Shedding Some Light on the Past
I grew up in the middle of nowhere, deep in rural southern Idaho. The farm my folks rented was very odd. There was a ton of old farm equipment from the 40s and 50s. As well as several (about ten) old 50s cars just scattered around the property and hidden in the tree line. The owner had a small shed on the property she asked us to never open. No worries. It sat between the garage and an old mobile home trailer that was never used.
We moved away and, shortly after, the owner died. The new property owners went into the shed and found tons of old WWII stuff and older equipment. Guns. Bayonets. A Nazi flag. All sorts of things. This shed even had an old-school dirt wall basement that had old radios and tons of other crazy stuff.
Gold Rush
I found a gold wedding band in one of the garden beds. It was sheer luck that the rotary hoe didn’t destroy it. I let the real estate agent know about it and asked if the previous owner knew whose it was. Turns out the ring belonged to the previous owner’s late husband of 50 years. He had died five years prior, but had lost the ring the first day they moved into the house 45 years earlier. The ol' girl was in tears when I handed it back, and rightly so I think!
If These Walls Could Talk
When I was in middle school one of my brothers’ friends that lived down the street went missing. She had an older boyfriend who also lived on the same street. He was allegedly the last person to see her and the story was that she had left his house late at night to walk home, and he never got the usual phone call that she got home safe.

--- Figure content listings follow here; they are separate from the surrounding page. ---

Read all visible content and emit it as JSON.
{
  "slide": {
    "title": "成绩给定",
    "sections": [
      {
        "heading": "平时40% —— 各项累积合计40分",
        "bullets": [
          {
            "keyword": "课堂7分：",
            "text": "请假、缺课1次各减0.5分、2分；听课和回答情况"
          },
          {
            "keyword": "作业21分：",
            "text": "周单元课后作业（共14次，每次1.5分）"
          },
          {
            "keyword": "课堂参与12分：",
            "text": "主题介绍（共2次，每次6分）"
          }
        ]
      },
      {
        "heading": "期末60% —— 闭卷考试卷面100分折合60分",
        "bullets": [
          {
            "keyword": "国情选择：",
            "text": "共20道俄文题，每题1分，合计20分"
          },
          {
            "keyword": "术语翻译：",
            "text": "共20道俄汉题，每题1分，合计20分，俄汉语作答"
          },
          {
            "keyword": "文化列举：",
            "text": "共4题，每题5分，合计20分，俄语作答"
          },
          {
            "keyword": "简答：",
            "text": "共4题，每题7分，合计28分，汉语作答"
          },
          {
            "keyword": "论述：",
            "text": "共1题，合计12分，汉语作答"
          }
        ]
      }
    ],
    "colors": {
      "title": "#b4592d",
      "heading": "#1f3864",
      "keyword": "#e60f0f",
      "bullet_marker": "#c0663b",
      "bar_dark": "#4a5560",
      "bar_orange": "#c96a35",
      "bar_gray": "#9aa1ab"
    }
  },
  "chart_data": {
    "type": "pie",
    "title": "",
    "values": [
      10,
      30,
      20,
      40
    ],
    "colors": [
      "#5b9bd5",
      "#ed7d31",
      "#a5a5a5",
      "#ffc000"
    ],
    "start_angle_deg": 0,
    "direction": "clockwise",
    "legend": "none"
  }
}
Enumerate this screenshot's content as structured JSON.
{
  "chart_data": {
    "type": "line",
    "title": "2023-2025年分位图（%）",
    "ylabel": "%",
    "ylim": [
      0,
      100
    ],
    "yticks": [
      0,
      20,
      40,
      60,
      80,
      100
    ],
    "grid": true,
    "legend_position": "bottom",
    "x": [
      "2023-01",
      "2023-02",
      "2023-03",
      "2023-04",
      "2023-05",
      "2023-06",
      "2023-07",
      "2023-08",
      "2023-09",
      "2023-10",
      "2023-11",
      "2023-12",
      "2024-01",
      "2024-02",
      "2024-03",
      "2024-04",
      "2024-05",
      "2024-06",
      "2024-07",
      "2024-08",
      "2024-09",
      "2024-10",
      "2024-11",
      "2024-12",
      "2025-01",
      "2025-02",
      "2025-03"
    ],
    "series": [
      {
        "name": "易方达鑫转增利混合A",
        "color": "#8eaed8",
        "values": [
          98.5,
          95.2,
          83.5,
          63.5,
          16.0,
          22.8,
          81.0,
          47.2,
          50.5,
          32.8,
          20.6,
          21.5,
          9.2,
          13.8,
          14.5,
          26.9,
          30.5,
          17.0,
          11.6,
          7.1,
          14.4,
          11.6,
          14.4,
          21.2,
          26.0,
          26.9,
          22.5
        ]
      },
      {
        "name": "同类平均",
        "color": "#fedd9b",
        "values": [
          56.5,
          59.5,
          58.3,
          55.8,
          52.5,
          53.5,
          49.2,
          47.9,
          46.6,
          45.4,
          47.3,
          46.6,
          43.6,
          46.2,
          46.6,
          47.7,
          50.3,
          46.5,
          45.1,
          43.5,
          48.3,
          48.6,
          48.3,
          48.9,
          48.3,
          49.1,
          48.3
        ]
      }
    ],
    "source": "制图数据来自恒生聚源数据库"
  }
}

After 24 hours of not hearing from her, he and her family filed a missing person. Eventually, the search parties stopped, the missing posters were taken down, and she was deemed as lost. Fast forward to a couple years later. The boyfriend had been moved out of the house for a while now, a new family moves in. The kids are playing in the woods behind the house, and they find her bones.
The skull was totally bashed in and a disturbing amount of her bones were broken. She was beaten to death. The worst part was the remains were no more than 6 feet from the house. I have no idea why the cops hadn't found them, but it really sparked a debate in our town about how serious our police force is.